We did have logging enabled for stored procedures using our own framework to log every stored procedure step and overall execution status in a separate logging table. When I check this log table I found out that one of the stored procedures failed around the time we start seeing missing rows on slave. All pieces came together and it became clear what actually happened.
When stored procedure failed in the middle (due to space issue in MySQL temp directory) it’s connection was left in state where binary log was disabled but was never enabled back. Then application connection pooling came into play and this “altered” connection was reused. This means for some time one of the application threads was using a connection with disabled binary logging. I didn’t have any facts that would be pointing exactly to this, and I’m not sure if it is possible at all to obtain such evidence, but all other facts were pointing that this was the root cause.
Conclusion. I would like to say do not use custom replication filtering and this solves potential issues, but first of all there are many cases where replication filters are very useful and as with any more or less complex incident there were several factors that in particular combination triggered the issue. MySQL temp directory was placed on a smaller volume on the new master and this fact was overlooked. When decision was made to disable binary logging for stored procedures not all test cases were considered, like what happens if procedure fails. Finally, I would expect connection pool to be able to save connection session variables and restore them when connection is recycled.
This incident had serious impact on the customer’s production system, but it was also a good lesson on how even very unlikely scenarios can happen and how looking at the problem from different angles can help to reveal the real root cause.

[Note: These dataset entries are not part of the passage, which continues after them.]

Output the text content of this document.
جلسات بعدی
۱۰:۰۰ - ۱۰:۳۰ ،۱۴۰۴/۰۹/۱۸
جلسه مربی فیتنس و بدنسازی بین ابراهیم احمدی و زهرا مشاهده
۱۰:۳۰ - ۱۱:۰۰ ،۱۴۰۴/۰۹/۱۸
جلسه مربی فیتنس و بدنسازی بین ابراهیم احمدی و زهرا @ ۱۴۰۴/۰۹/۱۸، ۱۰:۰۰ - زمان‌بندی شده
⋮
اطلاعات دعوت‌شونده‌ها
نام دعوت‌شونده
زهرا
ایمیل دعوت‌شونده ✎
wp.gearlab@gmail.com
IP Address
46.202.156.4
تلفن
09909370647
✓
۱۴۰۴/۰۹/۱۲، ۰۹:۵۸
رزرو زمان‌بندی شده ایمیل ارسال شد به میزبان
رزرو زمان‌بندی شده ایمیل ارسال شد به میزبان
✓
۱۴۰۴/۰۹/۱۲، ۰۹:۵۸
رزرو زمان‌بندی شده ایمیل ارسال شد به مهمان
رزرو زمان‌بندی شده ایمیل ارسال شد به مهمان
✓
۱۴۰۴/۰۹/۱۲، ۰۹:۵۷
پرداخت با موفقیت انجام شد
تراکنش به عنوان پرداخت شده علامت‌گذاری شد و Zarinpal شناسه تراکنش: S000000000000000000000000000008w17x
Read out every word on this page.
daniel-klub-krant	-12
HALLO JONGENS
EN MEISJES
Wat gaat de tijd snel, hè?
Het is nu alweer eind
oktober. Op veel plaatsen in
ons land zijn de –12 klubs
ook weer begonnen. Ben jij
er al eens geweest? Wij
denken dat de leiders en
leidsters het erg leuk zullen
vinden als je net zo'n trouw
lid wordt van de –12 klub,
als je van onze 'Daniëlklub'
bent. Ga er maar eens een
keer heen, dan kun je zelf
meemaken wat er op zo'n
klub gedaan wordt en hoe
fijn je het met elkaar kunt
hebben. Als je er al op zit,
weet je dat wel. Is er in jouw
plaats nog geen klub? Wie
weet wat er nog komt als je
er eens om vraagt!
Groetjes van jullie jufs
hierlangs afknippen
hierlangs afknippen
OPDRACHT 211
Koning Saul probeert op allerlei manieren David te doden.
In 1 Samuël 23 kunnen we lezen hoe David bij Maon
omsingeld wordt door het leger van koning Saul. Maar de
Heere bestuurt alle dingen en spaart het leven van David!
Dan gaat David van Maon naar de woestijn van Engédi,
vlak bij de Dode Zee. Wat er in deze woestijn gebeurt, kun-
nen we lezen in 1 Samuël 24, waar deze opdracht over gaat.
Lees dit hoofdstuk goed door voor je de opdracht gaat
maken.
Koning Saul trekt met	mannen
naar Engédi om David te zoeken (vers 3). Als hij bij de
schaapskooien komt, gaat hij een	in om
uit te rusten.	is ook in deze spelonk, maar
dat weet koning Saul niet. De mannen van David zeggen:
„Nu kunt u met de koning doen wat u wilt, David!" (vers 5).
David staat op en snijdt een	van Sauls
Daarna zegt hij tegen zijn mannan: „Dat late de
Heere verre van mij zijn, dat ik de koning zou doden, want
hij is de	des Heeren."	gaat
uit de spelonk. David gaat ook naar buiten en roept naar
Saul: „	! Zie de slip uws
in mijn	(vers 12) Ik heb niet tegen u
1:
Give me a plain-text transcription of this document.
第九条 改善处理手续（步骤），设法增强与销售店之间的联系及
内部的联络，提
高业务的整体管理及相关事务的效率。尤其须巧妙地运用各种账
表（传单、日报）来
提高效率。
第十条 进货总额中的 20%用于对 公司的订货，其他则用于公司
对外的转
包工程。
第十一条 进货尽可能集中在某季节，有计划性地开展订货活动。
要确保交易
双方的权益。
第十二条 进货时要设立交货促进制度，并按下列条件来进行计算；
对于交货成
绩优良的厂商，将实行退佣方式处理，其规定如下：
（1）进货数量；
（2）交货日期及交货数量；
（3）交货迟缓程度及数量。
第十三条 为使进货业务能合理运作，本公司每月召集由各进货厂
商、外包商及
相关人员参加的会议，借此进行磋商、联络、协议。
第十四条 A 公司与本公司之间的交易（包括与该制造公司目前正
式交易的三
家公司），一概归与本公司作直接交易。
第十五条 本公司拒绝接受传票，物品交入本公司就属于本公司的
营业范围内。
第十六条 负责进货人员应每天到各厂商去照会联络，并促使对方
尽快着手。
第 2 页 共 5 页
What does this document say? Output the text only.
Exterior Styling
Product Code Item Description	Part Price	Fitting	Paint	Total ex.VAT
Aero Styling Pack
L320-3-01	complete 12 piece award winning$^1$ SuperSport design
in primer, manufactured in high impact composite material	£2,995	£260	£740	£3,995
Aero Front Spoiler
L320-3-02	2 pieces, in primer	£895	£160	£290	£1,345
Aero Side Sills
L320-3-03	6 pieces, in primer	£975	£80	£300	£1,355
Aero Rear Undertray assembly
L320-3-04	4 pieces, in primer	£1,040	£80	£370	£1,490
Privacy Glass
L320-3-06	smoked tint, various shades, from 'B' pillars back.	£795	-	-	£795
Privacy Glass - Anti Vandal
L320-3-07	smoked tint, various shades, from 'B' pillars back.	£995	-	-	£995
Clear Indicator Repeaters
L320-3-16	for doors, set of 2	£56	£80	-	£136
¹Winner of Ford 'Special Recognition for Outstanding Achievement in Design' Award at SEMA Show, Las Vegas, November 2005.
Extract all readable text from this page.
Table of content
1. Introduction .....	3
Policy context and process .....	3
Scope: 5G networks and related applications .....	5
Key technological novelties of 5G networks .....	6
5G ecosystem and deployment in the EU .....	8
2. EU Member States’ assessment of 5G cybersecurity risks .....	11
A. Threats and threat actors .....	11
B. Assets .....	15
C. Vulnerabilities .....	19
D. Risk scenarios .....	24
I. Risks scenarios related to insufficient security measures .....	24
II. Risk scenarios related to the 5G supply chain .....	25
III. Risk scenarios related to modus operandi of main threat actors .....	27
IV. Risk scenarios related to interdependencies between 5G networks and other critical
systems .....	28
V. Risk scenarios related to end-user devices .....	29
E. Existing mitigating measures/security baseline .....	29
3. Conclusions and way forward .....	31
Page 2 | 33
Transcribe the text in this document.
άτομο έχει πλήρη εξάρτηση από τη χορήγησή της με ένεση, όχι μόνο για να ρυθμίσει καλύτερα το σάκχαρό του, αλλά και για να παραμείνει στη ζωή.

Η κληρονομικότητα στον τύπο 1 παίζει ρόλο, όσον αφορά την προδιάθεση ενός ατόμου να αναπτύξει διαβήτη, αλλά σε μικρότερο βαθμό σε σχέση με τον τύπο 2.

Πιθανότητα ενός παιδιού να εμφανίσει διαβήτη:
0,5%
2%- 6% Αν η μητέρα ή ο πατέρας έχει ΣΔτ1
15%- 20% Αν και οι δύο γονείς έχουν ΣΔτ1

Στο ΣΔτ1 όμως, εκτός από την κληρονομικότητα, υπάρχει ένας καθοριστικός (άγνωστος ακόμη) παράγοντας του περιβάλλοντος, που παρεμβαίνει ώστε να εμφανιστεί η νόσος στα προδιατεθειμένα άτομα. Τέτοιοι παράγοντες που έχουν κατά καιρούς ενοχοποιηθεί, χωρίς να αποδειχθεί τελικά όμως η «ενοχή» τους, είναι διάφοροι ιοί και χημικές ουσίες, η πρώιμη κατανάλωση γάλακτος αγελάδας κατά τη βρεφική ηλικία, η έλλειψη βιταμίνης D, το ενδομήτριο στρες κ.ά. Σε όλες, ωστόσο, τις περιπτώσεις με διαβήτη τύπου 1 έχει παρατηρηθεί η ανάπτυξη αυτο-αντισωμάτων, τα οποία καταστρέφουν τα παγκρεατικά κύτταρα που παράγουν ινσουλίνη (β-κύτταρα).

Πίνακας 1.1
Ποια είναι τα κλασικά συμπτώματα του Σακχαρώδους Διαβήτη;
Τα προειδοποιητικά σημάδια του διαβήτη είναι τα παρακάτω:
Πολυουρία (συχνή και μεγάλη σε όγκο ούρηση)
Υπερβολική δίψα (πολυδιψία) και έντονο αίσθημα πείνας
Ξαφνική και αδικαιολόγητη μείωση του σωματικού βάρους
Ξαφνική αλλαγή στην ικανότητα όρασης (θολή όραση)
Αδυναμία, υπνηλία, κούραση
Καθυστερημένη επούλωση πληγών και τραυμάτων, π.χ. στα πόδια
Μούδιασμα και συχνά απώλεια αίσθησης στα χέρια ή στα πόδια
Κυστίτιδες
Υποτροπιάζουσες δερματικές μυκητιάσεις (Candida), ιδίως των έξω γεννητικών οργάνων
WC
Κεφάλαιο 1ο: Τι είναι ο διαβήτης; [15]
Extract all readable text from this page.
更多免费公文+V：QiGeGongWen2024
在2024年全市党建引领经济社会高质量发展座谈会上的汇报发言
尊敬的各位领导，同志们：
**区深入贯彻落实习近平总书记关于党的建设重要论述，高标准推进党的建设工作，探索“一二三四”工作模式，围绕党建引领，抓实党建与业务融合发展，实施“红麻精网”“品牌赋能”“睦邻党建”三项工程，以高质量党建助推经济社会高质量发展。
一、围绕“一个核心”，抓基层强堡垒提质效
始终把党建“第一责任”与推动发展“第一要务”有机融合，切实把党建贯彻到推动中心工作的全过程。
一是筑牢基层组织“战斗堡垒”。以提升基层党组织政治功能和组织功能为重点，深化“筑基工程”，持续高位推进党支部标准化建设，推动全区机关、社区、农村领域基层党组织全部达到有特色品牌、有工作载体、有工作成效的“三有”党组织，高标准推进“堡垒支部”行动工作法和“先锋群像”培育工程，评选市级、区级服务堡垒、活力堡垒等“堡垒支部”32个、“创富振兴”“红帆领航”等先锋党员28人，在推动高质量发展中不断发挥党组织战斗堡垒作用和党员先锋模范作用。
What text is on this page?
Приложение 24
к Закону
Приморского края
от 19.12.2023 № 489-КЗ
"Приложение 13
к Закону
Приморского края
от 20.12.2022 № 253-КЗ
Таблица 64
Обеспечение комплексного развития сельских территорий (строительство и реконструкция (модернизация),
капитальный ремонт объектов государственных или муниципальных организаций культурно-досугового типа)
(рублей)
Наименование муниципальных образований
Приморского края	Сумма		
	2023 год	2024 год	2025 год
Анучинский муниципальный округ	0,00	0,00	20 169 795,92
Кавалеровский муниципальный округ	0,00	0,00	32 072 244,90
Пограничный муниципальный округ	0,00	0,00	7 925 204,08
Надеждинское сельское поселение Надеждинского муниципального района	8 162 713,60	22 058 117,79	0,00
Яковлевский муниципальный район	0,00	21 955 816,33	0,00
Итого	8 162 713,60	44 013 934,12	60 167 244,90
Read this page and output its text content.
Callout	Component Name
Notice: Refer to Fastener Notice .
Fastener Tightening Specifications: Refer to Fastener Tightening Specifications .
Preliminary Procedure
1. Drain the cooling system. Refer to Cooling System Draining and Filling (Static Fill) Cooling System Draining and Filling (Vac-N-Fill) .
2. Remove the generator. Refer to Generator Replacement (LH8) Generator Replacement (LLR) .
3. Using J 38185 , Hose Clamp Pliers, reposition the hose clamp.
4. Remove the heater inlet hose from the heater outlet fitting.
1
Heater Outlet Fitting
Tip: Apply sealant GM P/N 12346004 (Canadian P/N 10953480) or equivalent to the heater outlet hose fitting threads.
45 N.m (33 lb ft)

The much better solution to suppress replication of certain temporary tables, is to use either a separate schema for such tables or a unique table name prefix and then have matching replicate-wild-ignore-table option(s) on the slave(s).
Yep, this is a good suggestion. Requires more work to be done, but should be more error safe. Thanks!
nice troubleshooting. It’s scary that the application could reuse a connection from the pool without resetting its parameters/settings to a well known default. This could cause all sorts of problems. Not on the SQL_LOG_BIN, but with many other variables. Imagine if a session change SQL_MODE or other important variable, that could cause a big mess, couldn’t it?
Thanks for posting!
Interesting example. I would never let an application user have SUPER privileges, too many dangerous things can happen, SET SQL_LOG_BIN is only one of them. A different schema (already referenced) is the simplest way for replication filtering.
I would also ask why there is no exception handling in the SP. There is an entire code path not tested on error if your SP changes thread specific settings.
Agree, proper exception handling would prevent this issue, but as far as I know you need to explicitly specify handler for an error code, so catching all cases can be tricky.
Anyway, one of the points of the post is that filtering replication like this is a bad idea in general.